Von Markus Hesselmann

Im Kampf um die Olympischen Spiele 2012 gewann Tony Blair gegen seinen Lieblingsgegner Jacques Chirac und bleibt in diesem Jahr ungeschlagen. Zuvor war ihm mit New Labour in Großbritannien ein erneuter Wahlsieg gelungen, zu einer Zeit, als zum Beispiel seine politischen Epigonen in Deutschland abgewirtschaftet hatten. Und nach dem Scheitern der beiden Referenden für die EUVerfassung konnte der britische Premier als einziger europäischer Regierungschef punkten.

Der überraschende Sieg in Singapur bewies einmal mehr das strategische Geschick Blairs, der sich – ganz angelsächsischer Wahlkämpfer – ins Funktionärsgetümmel warf und half, die Stimmung kurz vor Schluss noch zu drehen. Der zum Pompösen neigende Chirac dagegen wurde in Singapur zur tragischen Figur. Auch er hatte sich auf den Weg nach Südostasien gemacht. Die Niederlage für den großen Favoriten Paris, der im ersten Bericht des Internationalen Olympischen Komitees noch klar geführt hatte, wird dadurch zur Niederlage Jacques Chiracs.

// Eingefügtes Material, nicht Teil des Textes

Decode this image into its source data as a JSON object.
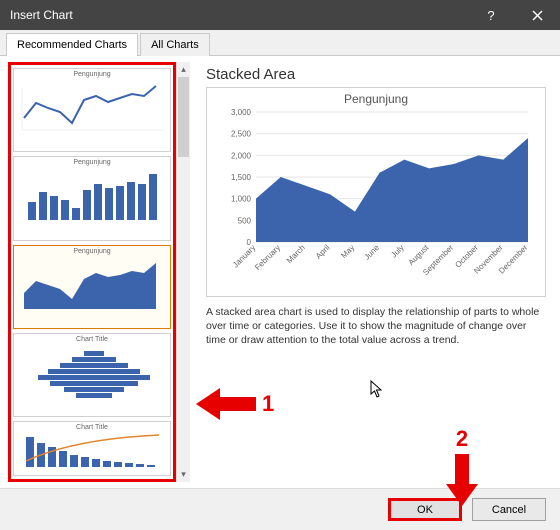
{
  "window": {
    "title": "Insert Chart"
  },
  "tabs": {
    "recommended": "Recommended Charts",
    "all": "All Charts"
  },
  "thumbs_title": "Pengunjung",
  "thumbs_title_alt": "Chart Title",
  "preview": {
    "type_name": "Stacked Area",
    "chart_title": "Pengunjung",
    "description": "A stacked area chart is used to display the relationship of parts to whole over time or categories. Use it to show the magnitude of change over time or draw attention to the total value across a trend."
  },
  "footer": {
    "ok": "OK",
    "cancel": "Cancel"
  },
  "annotations": {
    "one": "1",
    "two": "2"
  },
  "colors": {
    "brand_blue": "#3c64ad",
    "accent_red": "#e60000"
  },
  "chart_data": {
    "type": "area",
    "title": "Pengunjung",
    "xlabel": "",
    "ylabel": "",
    "ylim": [
      0,
      3000
    ],
    "yticks": [
      0,
      500,
      1000,
      1500,
      2000,
      2500,
      3000
    ],
    "categories": [
      "January",
      "February",
      "March",
      "April",
      "May",
      "June",
      "July",
      "August",
      "September",
      "October",
      "November",
      "December"
    ],
    "values": [
      1000,
      1500,
      1300,
      1100,
      700,
      1600,
      1900,
      1700,
      1800,
      2000,
      1900,
      2400
    ]
  }
}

Blair und Chirac haben sich persönlich beim Internationalen Olympischen Komitee für ihre Hauptstädte eingesetzt und dabei einiges riskiert. Die IOC-Session von Singapur wurde zur ganz großen politischen Bühne. Das zeigt: Die Spiele sind wichtiger denn je. Selten war der Auftrieb der politischen und sportlichen Prominenz bei einer IOC-Session so groß wie jetzt in Singapur. Als sich Berlin für das Jahr 2000 beworben hatte und 1993 bei der Präsentation in Monte Carlo kläglich scheiterte, war der höchstrangige deutsche Vertreter der damalige Innen- und Sportminister Manfred Kanther.

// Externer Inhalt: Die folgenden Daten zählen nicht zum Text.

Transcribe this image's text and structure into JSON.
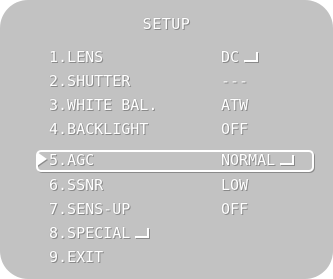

Die Spiele haben sich die Prominenz verdient. Nach dem Rückzug von Juan Antonio Samaranch, der vom Friedensnobelpreis träumte, während das IOC zum Sinnbild für Korruption und Vetternwirtschaft wurde, steht es so viel besser um Olympia. Dazu passt, dass jetzt ausgerechnet die Engländer alle anderen Mitbewerber schlugen. Sie gehörten immer zu den größten Kritikern des IOC. Der Buchautor Andrew Jennings hat Samaranch jahrelang mit seinen Enthüllungen gegeißelt. Dass beim IOC trotz aller Anstrengungen und auch Erfolge des Samaranch-Nachfolgers Jacques Rogge noch längst nicht alles sauber läuft, bewies im vergangenen Jahr eine Dokumentation der BBC. Die Reporter des britischen Senders hatten aufgedeckt, dass IOC-Stimmen immer noch käuflich waren. In Singapur gab es jetzt sogar eine exklusive Sondervorführung des BBC-Materials für die IOC-Mitglieder, die sich bei dieser Session auch mit dem von den Engländern aufgedeckten Skandal auseinander setzen werden.

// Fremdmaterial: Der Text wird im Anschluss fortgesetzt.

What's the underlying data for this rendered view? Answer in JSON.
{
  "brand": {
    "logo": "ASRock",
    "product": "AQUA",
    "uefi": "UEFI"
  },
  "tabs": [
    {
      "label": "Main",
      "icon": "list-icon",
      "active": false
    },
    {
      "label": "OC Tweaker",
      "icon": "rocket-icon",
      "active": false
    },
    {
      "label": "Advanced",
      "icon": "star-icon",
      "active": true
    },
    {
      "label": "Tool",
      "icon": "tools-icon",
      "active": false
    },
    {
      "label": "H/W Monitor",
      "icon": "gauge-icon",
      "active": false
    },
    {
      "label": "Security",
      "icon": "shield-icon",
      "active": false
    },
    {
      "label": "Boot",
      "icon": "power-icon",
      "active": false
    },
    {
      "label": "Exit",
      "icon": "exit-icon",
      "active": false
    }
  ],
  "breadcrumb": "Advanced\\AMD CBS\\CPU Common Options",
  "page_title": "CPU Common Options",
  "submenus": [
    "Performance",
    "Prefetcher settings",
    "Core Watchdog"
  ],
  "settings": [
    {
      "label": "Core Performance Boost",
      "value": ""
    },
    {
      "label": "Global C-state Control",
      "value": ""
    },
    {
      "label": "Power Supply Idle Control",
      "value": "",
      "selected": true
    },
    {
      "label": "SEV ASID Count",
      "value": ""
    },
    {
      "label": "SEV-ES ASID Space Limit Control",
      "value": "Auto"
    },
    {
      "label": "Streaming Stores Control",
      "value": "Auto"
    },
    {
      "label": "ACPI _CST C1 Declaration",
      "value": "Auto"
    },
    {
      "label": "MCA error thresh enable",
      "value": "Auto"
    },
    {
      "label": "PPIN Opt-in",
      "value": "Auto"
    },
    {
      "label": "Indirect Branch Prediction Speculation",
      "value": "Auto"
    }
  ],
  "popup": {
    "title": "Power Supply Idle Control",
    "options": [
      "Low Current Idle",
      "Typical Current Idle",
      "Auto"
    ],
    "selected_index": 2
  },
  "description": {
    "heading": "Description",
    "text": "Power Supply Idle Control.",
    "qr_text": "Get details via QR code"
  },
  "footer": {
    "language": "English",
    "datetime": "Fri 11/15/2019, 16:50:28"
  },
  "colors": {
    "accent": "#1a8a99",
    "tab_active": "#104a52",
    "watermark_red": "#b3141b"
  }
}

Singapur war der endgültige Abschied von der Ära Samaranch. Der greise Spanier hatte Madrid unterstützt, das im dritten Wahlgang ausschied. Jacques Rogge galt als Paris-Fan. Auch er setzte sich damit am Ende nicht durch. Dass die Delegierten gegen die Vorlieben ihres Chefs und ihres Ex-Chefs stimmten, ist ein Zeichen für demokratische Kultur, die über lange Jahre beim IOC vermisst worden war.

Für Deutschland ist das ein Ansporn, sich nicht von den Niederlagen Berlins und jetzt auch Leipzigs beirren zu lassen. Bei aller Freude über die Fußball-WM im nächsten Jahr: Die Olympischen Spiele mit ihrer bis in die Antike reichenden Tradition sind immer noch das absolute Ereignis des Sports. Sich um Olympia zu bewerben, erfordert aber die gemeinsame Anstrengung eines ganzen Landes. Leipzigs Kandidatur war trotz aller Sympathie für den Underdog und den Aufbruch im Osten ein Irrtum. Im 21. Jahrhundert bekommen wohl nur noch Metropolen und Hauptstädte die Chance, das gigantische Sportspektakel organisieren zu dürfen. In einer Liga mit London und Paris spielt in Deutschland nun einmal Berlin, auf das sich die Deutschen bei einer erneuten Kandidatur einigen sollten. Da jetzt eine europäische Stadt zum Zug kam, wird ein weiterer Anlauf erst wieder für das Jahr 2020 aussichtsreich sein. Zeit genug für Deutschland und für Berlin, an einer guten Bewerbung zu arbeiten.